Elly Roy was in de oorlog koerierster en zangeres
Hans Zirkzee interviewt
Hans Zirkzee interviewt
Auteur van het boek Jazz in Rotterdam, Hans Zirkzee interviewde talloze jazzmuzikanten die een band met Rotterdam hebben of hadden. Muzikanten die veel reizen en mensen ontmoeten hebben vaak mooie en interessante verhalen te vertellen.
Het interview vond plaats op 7 en 9 november 2012.
Het werd deels gepubliceerd in Jazz in Rotterdam..
OVER DE FOTO
Sound Diggers in casino Parkzicht, Rotterdam, mei 1951.
v.l.n.r.
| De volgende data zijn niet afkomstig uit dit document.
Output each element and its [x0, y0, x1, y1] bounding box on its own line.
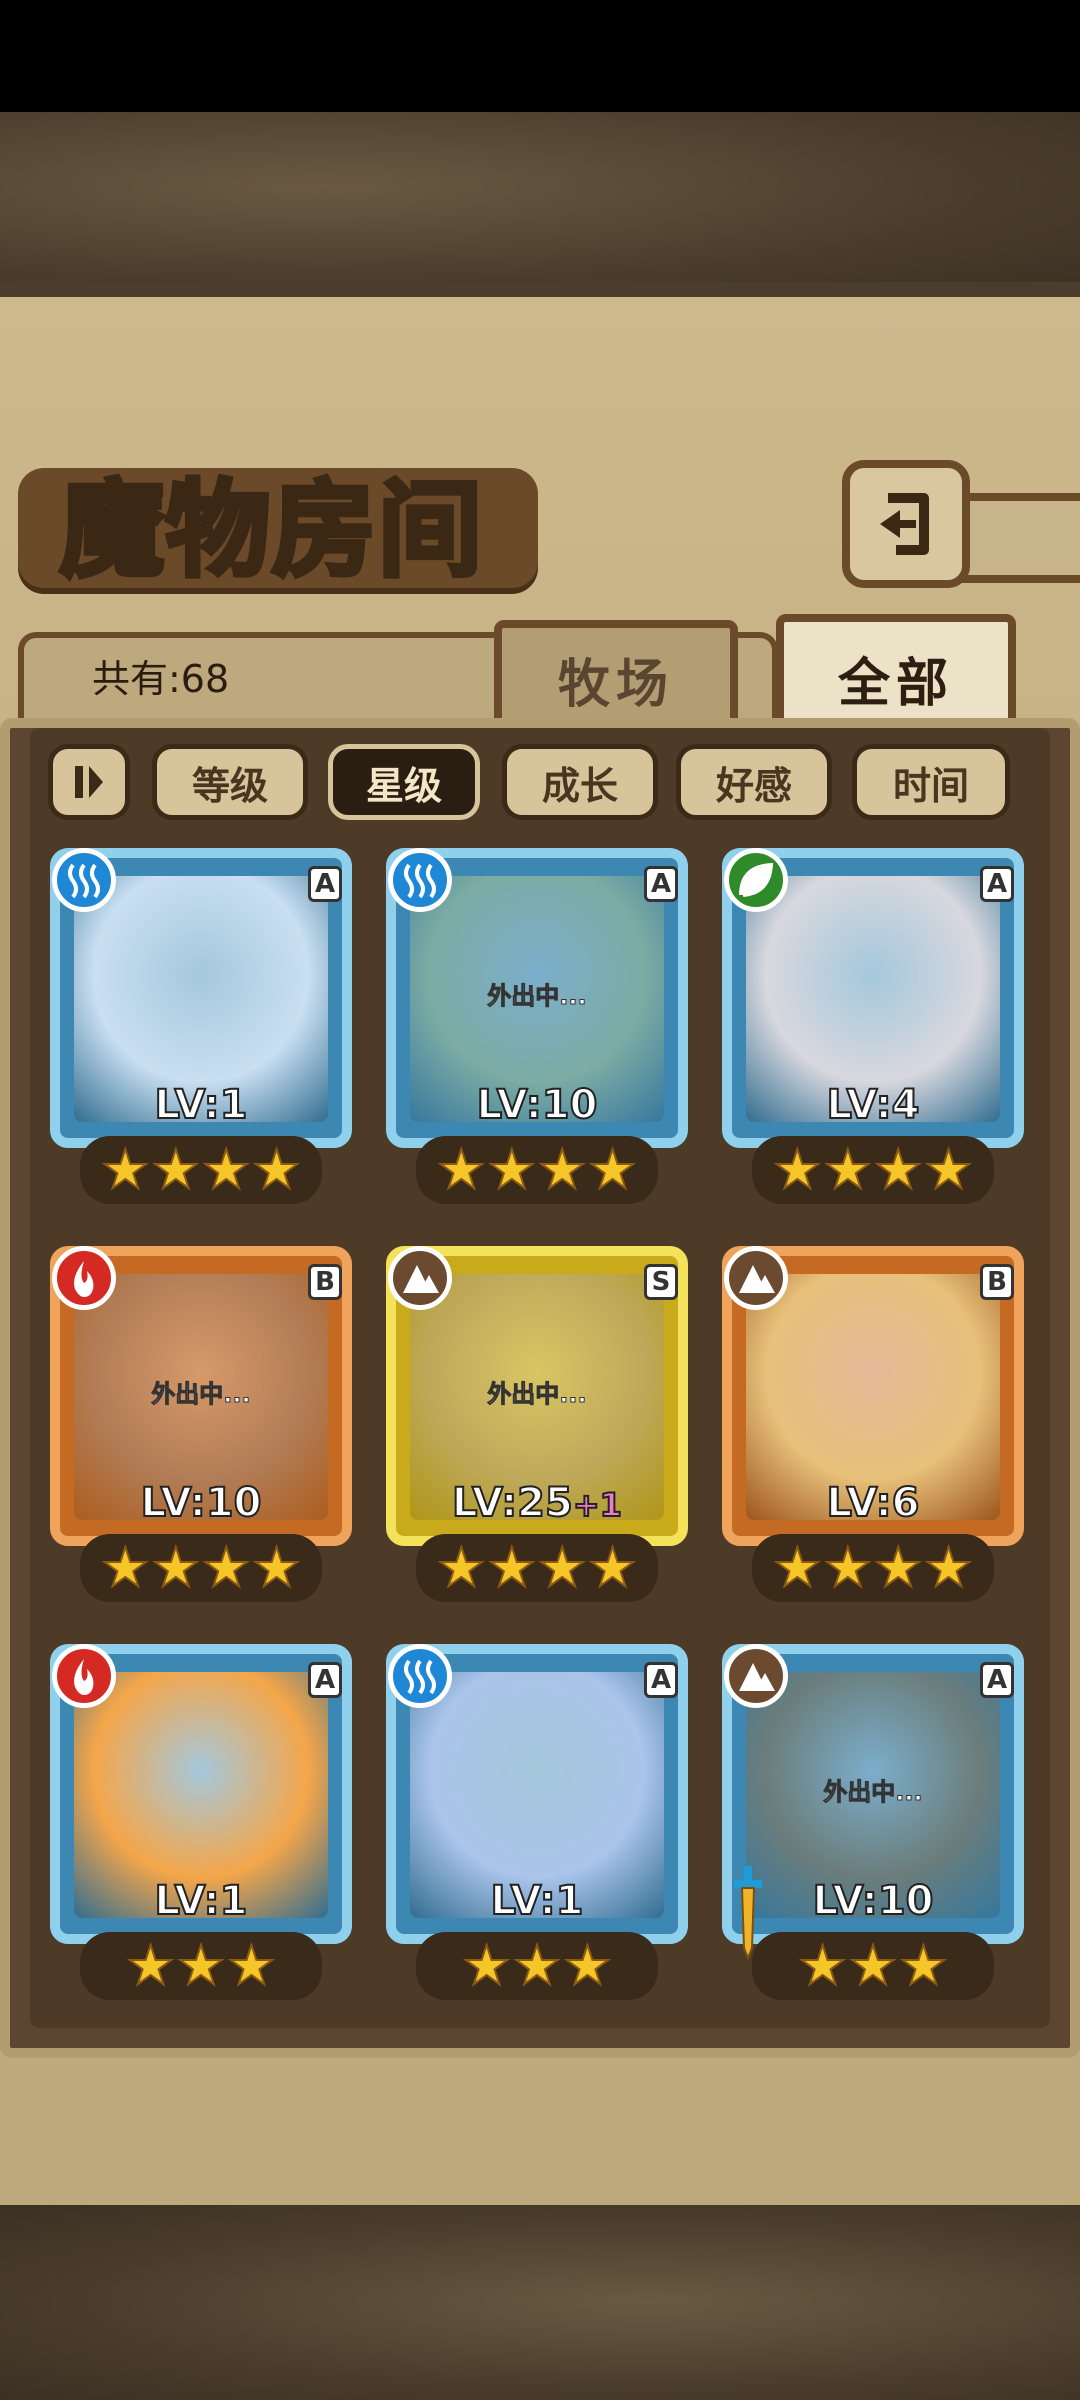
monster-card[interactable]: A LV:4 ★ ★ ★ ★	[722, 848, 1024, 1218]
rank-tag: A	[644, 866, 678, 902]
monster-count: 共有:68	[92, 657, 230, 701]
star-rating: ★ ★ ★	[416, 1932, 658, 2000]
star-icon: ★	[923, 1138, 973, 1201]
sort-order-toggle[interactable]	[48, 744, 130, 820]
filter-growth[interactable]: 成长	[502, 744, 658, 820]
star-icon: ★	[226, 1934, 276, 1997]
star-icon: ★	[587, 1138, 637, 1201]
level-label: LV:1	[154, 1877, 249, 1925]
star-rating: ★ ★ ★ ★	[416, 1136, 658, 1204]
star-icon: ★	[873, 1536, 923, 1599]
star-icon: ★	[487, 1536, 537, 1599]
star-icon: ★	[848, 1934, 898, 1997]
star-icon: ★	[562, 1934, 612, 1997]
filter-affection[interactable]: 好感	[676, 744, 832, 820]
away-status: 外出中...	[823, 1778, 923, 1807]
star-icon: ★	[923, 1536, 973, 1599]
back-button[interactable]	[842, 460, 970, 588]
rank-tag: A	[644, 1662, 678, 1698]
filter-time[interactable]: 时间	[852, 744, 1010, 820]
star-rating: ★ ★ ★ ★	[80, 1136, 322, 1204]
rank-tag: B	[980, 1264, 1014, 1300]
star-icon: ★	[512, 1934, 562, 1997]
monster-card[interactable]: A LV:1 ★ ★ ★	[386, 1644, 688, 2014]
star-icon: ★	[151, 1536, 201, 1599]
earth-element-icon	[724, 1246, 788, 1310]
star-icon: ★	[251, 1138, 301, 1201]
water-element-icon	[52, 848, 116, 912]
monster-card[interactable]: A LV:1 ★ ★ ★	[50, 1644, 352, 2014]
star-icon: ★	[537, 1138, 587, 1201]
back-arrow-icon	[880, 493, 929, 555]
level-label: LV:25+1	[451, 1479, 623, 1527]
star-icon: ★	[461, 1934, 511, 1997]
earth-element-icon	[724, 1644, 788, 1708]
filter-level[interactable]: 等级	[152, 744, 308, 820]
sword-icon	[728, 1862, 768, 1962]
level-label: LV:6	[826, 1479, 921, 1527]
star-icon: ★	[151, 1138, 201, 1201]
star-icon: ★	[873, 1138, 923, 1201]
level-label: LV:1	[490, 1877, 585, 1925]
rank-tag: A	[308, 1662, 342, 1698]
away-status: 外出中...	[487, 982, 587, 1011]
filter-stars[interactable]: 星级	[328, 744, 480, 820]
star-rating: ★ ★ ★ ★	[416, 1534, 658, 1602]
tab-pasture[interactable]: 牧场	[494, 620, 738, 730]
water-element-icon	[388, 1644, 452, 1708]
star-icon: ★	[125, 1934, 175, 1997]
filter-toggle-icon	[75, 766, 103, 798]
star-icon: ★	[898, 1934, 948, 1997]
rank-tag: B	[308, 1264, 342, 1300]
star-rating: ★ ★ ★ ★	[752, 1534, 994, 1602]
star-icon: ★	[823, 1138, 873, 1201]
tab-all[interactable]: 全部	[776, 614, 1016, 734]
away-status: 外出中...	[151, 1380, 251, 1409]
rank-tag: A	[980, 1662, 1014, 1698]
level-label: LV:10	[476, 1081, 599, 1129]
map-background-top	[0, 112, 1080, 297]
star-icon: ★	[487, 1138, 537, 1201]
level-label: LV:1	[154, 1081, 249, 1129]
back-button-rail	[960, 493, 1080, 583]
star-rating: ★ ★ ★	[752, 1932, 994, 2000]
fire-element-icon	[52, 1644, 116, 1708]
star-rating: ★ ★ ★	[80, 1932, 322, 2000]
rank-tag: A	[980, 866, 1014, 902]
star-icon: ★	[772, 1536, 822, 1599]
monster-card[interactable]: B 外出中... LV:10 ★ ★ ★ ★	[50, 1246, 352, 1616]
level-bonus: +1	[572, 1485, 623, 1525]
star-icon: ★	[201, 1536, 251, 1599]
rank-tag: A	[308, 866, 342, 902]
star-icon: ★	[587, 1536, 637, 1599]
rank-tag: S	[644, 1264, 678, 1300]
star-icon: ★	[772, 1138, 822, 1201]
map-background-bottom	[0, 2205, 1080, 2400]
star-icon: ★	[797, 1934, 847, 1997]
level-label: LV:10	[140, 1479, 263, 1527]
away-status: 外出中...	[487, 1380, 587, 1409]
fire-element-icon	[52, 1246, 116, 1310]
star-icon: ★	[100, 1138, 150, 1201]
monster-card[interactable]: B LV:6 ★ ★ ★ ★	[722, 1246, 1024, 1616]
star-rating: ★ ★ ★ ★	[752, 1136, 994, 1204]
star-icon: ★	[201, 1138, 251, 1201]
star-icon: ★	[537, 1536, 587, 1599]
star-icon: ★	[251, 1536, 301, 1599]
star-icon: ★	[176, 1934, 226, 1997]
page-title: 魔物房间	[57, 467, 485, 592]
star-icon: ★	[100, 1536, 150, 1599]
monster-card[interactable]: S 外出中... LV:25+1 ★ ★ ★ ★	[386, 1246, 688, 1616]
star-icon: ★	[436, 1138, 486, 1201]
star-rating: ★ ★ ★ ★	[80, 1534, 322, 1602]
wood-element-icon	[724, 848, 788, 912]
monster-card[interactable]: A LV:1 ★ ★ ★ ★	[50, 848, 352, 1218]
star-icon: ★	[823, 1536, 873, 1599]
status-bar	[0, 0, 1080, 112]
earth-element-icon	[388, 1246, 452, 1310]
water-element-icon	[388, 848, 452, 912]
star-icon: ★	[436, 1536, 486, 1599]
level-label: LV:4	[826, 1081, 921, 1129]
monster-card[interactable]: A 外出中... LV:10 ★ ★ ★ ★	[386, 848, 688, 1218]
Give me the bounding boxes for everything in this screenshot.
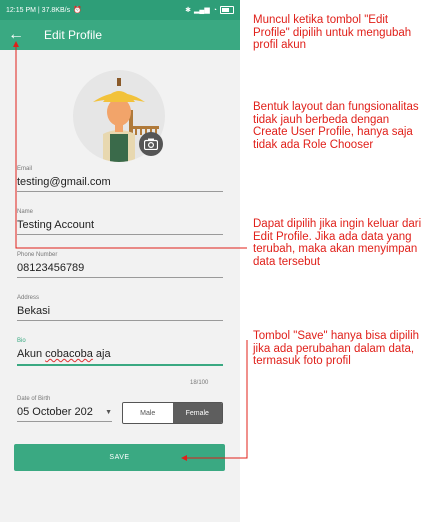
address-field[interactable]: Address Bekasi (17, 295, 223, 321)
arrow-left-icon[interactable]: ← (8, 27, 30, 43)
gender-toggle[interactable]: Male Female (122, 402, 223, 424)
wifi-icon: ◔ (212, 6, 217, 14)
name-input[interactable]: Testing Account (17, 219, 223, 235)
annotation-title: Muncul ketika tombol "Edit Profile" dipi… (253, 14, 412, 51)
gender-male-button[interactable]: Male (123, 403, 173, 423)
phone-label: Phone Number (17, 252, 58, 258)
dob-label: Date of Birth (17, 396, 51, 402)
bluetooth-icon: ✱ (185, 7, 192, 14)
address-label: Address (17, 295, 40, 301)
dob-value: 05 October 202 (17, 406, 93, 418)
email-label: Email (17, 166, 33, 172)
chevron-down-icon: ▼ (105, 408, 112, 416)
name-field[interactable]: Name Testing Account (17, 209, 223, 235)
name-label: Name (17, 209, 34, 215)
annotation-save: Tombol "Save" hanya bisa dipilih jika ad… (253, 330, 420, 367)
app-bar: ← Edit Profile (0, 20, 240, 50)
address-input[interactable]: Bekasi (17, 305, 223, 321)
bio-text-misspelled: cobacoba (45, 348, 93, 360)
save-button[interactable]: SAVE (14, 444, 225, 471)
dob-field[interactable]: Date of Birth 05 October 202 ▼ (17, 396, 112, 422)
status-time: 12:15 PM | 37.8KB/s (6, 6, 71, 14)
email-field[interactable]: Email testing@gmail.com (17, 166, 223, 192)
dob-dropdown[interactable]: 05 October 202 ▼ (17, 406, 112, 422)
gender-female-button[interactable]: Female (172, 403, 222, 423)
status-bar: 12:15 PM | 37.8KB/s ⏰ ✱ ▂▄▆ ◔ (0, 0, 240, 20)
phone-field[interactable]: Phone Number 08123456789 (17, 252, 223, 278)
signal-icon: ▂▄▆ (194, 7, 210, 14)
email-input[interactable]: testing@gmail.com (17, 176, 223, 192)
bio-text-suffix: aja (92, 348, 111, 360)
annotation-back: Dapat dipilih jika ingin keluar dari Edi… (253, 218, 422, 268)
page-title: Edit Profile (44, 28, 103, 42)
bio-field[interactable]: Bio Akun cobacoba aja (17, 338, 223, 366)
battery-icon (220, 6, 234, 14)
avatar[interactable] (73, 70, 165, 162)
camera-icon[interactable] (139, 132, 163, 156)
bio-label: Bio (17, 338, 26, 344)
bio-text-prefix: Akun (17, 348, 46, 360)
alarm-icon: ⏰ (73, 7, 82, 14)
phone-input[interactable]: 08123456789 (17, 262, 223, 278)
annotation-layout: Bentuk layout dan fungsionalitas tidak j… (253, 101, 419, 151)
bio-input[interactable]: Akun cobacoba aja (17, 348, 223, 366)
bio-char-counter: 18/100 (190, 380, 209, 386)
phone-screen: 12:15 PM | 37.8KB/s ⏰ ✱ ▂▄▆ ◔ ← Edit Pro… (0, 0, 240, 522)
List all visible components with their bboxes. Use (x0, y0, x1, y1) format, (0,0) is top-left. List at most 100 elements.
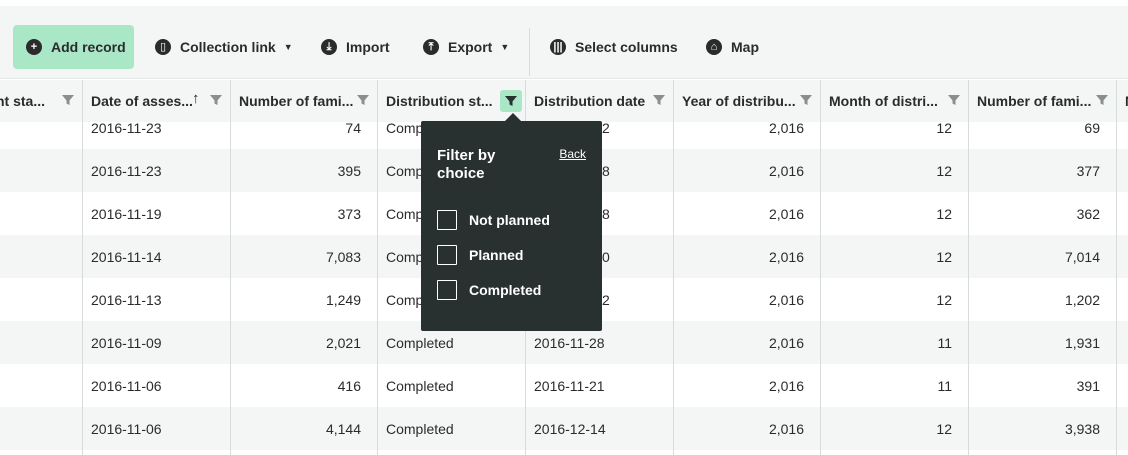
column-header-label: Date of asses... (91, 93, 193, 109)
filter-option-label: Planned (469, 247, 524, 263)
table-row[interactable]: 2016-11-06 416 Completed 2016-11-21 2,01… (0, 364, 1128, 407)
filter-icon[interactable] (62, 93, 74, 105)
caret-down-icon: ▼ (283, 42, 293, 52)
sort-ascending-icon[interactable]: ↑ (192, 90, 200, 107)
filter-option-label: Not planned (469, 212, 550, 228)
add-record-button[interactable]: + Add record (13, 25, 134, 69)
filter-option-planned[interactable]: Planned (437, 244, 523, 266)
cell-month-of-distribution: 12 (936, 248, 952, 265)
select-columns-button[interactable]: ||| Select columns (550, 25, 678, 69)
cell-date-of-assessment: 2016-11-23 (91, 162, 162, 179)
cell-number-of-families-2: 1,931 (1064, 334, 1100, 351)
filter-option-label: Completed (469, 282, 542, 298)
cell-month-of-distribution: 12 (936, 120, 952, 136)
column-divider[interactable] (673, 80, 674, 455)
import-icon: ⤓ (321, 39, 337, 55)
cell-number-of-families: 395 (337, 162, 361, 179)
cell-distribution-date: 8 (602, 205, 610, 222)
plus-circle-icon: + (26, 39, 42, 55)
column-divider[interactable] (820, 80, 821, 455)
cell-number-of-families-2: 3,938 (1064, 420, 1100, 437)
column-header[interactable]: Distribution date (525, 80, 673, 122)
cell-distribution-date: 0 (602, 248, 610, 265)
column-header[interactable]: Number of fami... (968, 80, 1116, 122)
filter-option-completed[interactable]: Completed (437, 279, 541, 301)
cell-distribution-date: 2 (602, 291, 610, 308)
collection-link-button[interactable]: ▯ Collection link ▼ (155, 25, 293, 69)
column-header[interactable]: Year of distribu... (673, 80, 820, 122)
export-button[interactable]: ⤒ Export ▼ (423, 25, 509, 69)
map-label: Map (731, 39, 759, 55)
column-header[interactable]: N (1116, 80, 1128, 122)
cell-distribution-status: Completed (386, 377, 454, 394)
cell-month-of-distribution: 12 (936, 291, 952, 308)
collection-link-label: Collection link (180, 39, 276, 55)
filter-icon[interactable] (800, 93, 812, 105)
map-icon: ⌂ (706, 39, 722, 55)
checkbox[interactable] (437, 210, 457, 230)
import-label: Import (346, 39, 390, 55)
cell-month-of-distribution: 12 (936, 420, 952, 437)
column-header-label: Number of fami... (239, 93, 354, 109)
cell-number-of-families: 4,144 (325, 420, 361, 437)
cell-year-of-distribution: 2,016 (768, 377, 804, 394)
cell-year-of-distribution: 2,016 (768, 205, 804, 222)
cell-date-of-assessment: 2016-11-19 (91, 205, 162, 222)
cell-number-of-families: 416 (337, 377, 361, 394)
column-divider[interactable] (230, 80, 231, 455)
map-button[interactable]: ⌂ Map (706, 25, 759, 69)
import-button[interactable]: ⤓ Import (321, 25, 390, 69)
filter-popover-title: Filter by choice (437, 147, 496, 182)
cell-number-of-families: 373 (337, 205, 361, 222)
filter-icon[interactable] (210, 93, 222, 105)
back-link[interactable]: Back (559, 147, 586, 161)
toolbar-divider (529, 28, 530, 76)
export-icon: ⤒ (423, 39, 439, 55)
select-columns-label: Select columns (575, 39, 678, 55)
column-header[interactable]: Month of distri... (820, 80, 968, 122)
column-divider[interactable] (968, 80, 969, 455)
column-header[interactable]: Number of fami... (230, 80, 377, 122)
clipboard-icon: ▯ (155, 39, 171, 55)
toolbar: + Add record ▯ Collection link ▼ ⤓ Impor… (0, 6, 1128, 79)
cell-month-of-distribution: 12 (936, 205, 952, 222)
cell-number-of-families-2: 69 (1084, 120, 1100, 136)
column-divider[interactable] (377, 80, 378, 455)
cell-date-of-assessment: 2016-11-09 (91, 334, 162, 351)
cell-distribution-date: 2016-11-21 (534, 377, 605, 394)
caret-down-icon: ▼ (500, 42, 510, 52)
checkbox[interactable] (437, 280, 457, 300)
cell-year-of-distribution: 2,016 (768, 291, 804, 308)
filter-option-not-planned[interactable]: Not planned (437, 209, 550, 231)
cell-month-of-distribution: 11 (937, 377, 952, 394)
cell-distribution-date: 2 (602, 120, 610, 136)
column-header[interactable]: Distribution st... (377, 80, 525, 122)
column-header[interactable]: Date of asses... ↑ (82, 80, 230, 122)
cell-number-of-families-2: 7,014 (1064, 248, 1100, 265)
column-header-label: Distribution st... (386, 93, 493, 109)
table-row[interactable]: 2016-11-06 4,144 Completed 2016-12-14 2,… (0, 407, 1128, 450)
filter-icon[interactable] (948, 93, 960, 105)
column-header-label: Number of fami... (977, 93, 1092, 109)
cell-year-of-distribution: 2,016 (768, 334, 804, 351)
cell-number-of-families: 7,083 (325, 248, 361, 265)
cell-year-of-distribution: 2,016 (768, 162, 804, 179)
filter-icon[interactable] (653, 93, 665, 105)
filter-icon[interactable] (1096, 93, 1108, 105)
cell-distribution-date: 2016-12-14 (534, 420, 606, 437)
filter-icon[interactable] (357, 93, 369, 105)
cell-date-of-assessment: 2016-11-13 (91, 291, 162, 308)
cell-number-of-families: 74 (345, 120, 361, 136)
column-divider[interactable] (82, 80, 83, 455)
filter-active-icon[interactable] (500, 90, 522, 112)
column-header-label: Year of distribu... (682, 93, 796, 109)
column-divider[interactable] (1116, 80, 1117, 455)
cell-month-of-distribution: 12 (936, 162, 952, 179)
columns-icon: ||| (550, 39, 566, 55)
checkbox[interactable] (437, 245, 457, 265)
cell-month-of-distribution: 11 (937, 334, 952, 351)
column-header[interactable]: nt sta... (0, 80, 82, 122)
cell-date-of-assessment: 2016-11-14 (91, 248, 162, 265)
add-record-label: Add record (51, 39, 126, 55)
cell-number-of-families-2: 1,202 (1064, 291, 1100, 308)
Harry van den Bogerd (saxen, klar), Koos Schröder (tmp, z),
Elly Roy (z, git), Dick Rijnooy (slw)
en Wim Struyck (p, acc).
Elly Roy
(Rotterdam, 2 januari 1926 - Rotterdam, 21 november 2014)
"IK HEB ALLE GENRES GEZONGEN. HEEL VEEL IN F OF IN C. DE BIERTOON NOEMDEN ZE DAT."
Elly Roy geboren als Neeltje Vietsch. Zangeres en gitarist bij o.a. The Sound Diggers.
Misschien wel het langst spelende Rotterdamse jazzorkest was The Sound Diggers (opgericht in 1937, gestopt in 1978). Onder leiding van slagwerker Dick Rijnooy bereikten zij na de Tweede Wereldoorlog hun hoogtepunt.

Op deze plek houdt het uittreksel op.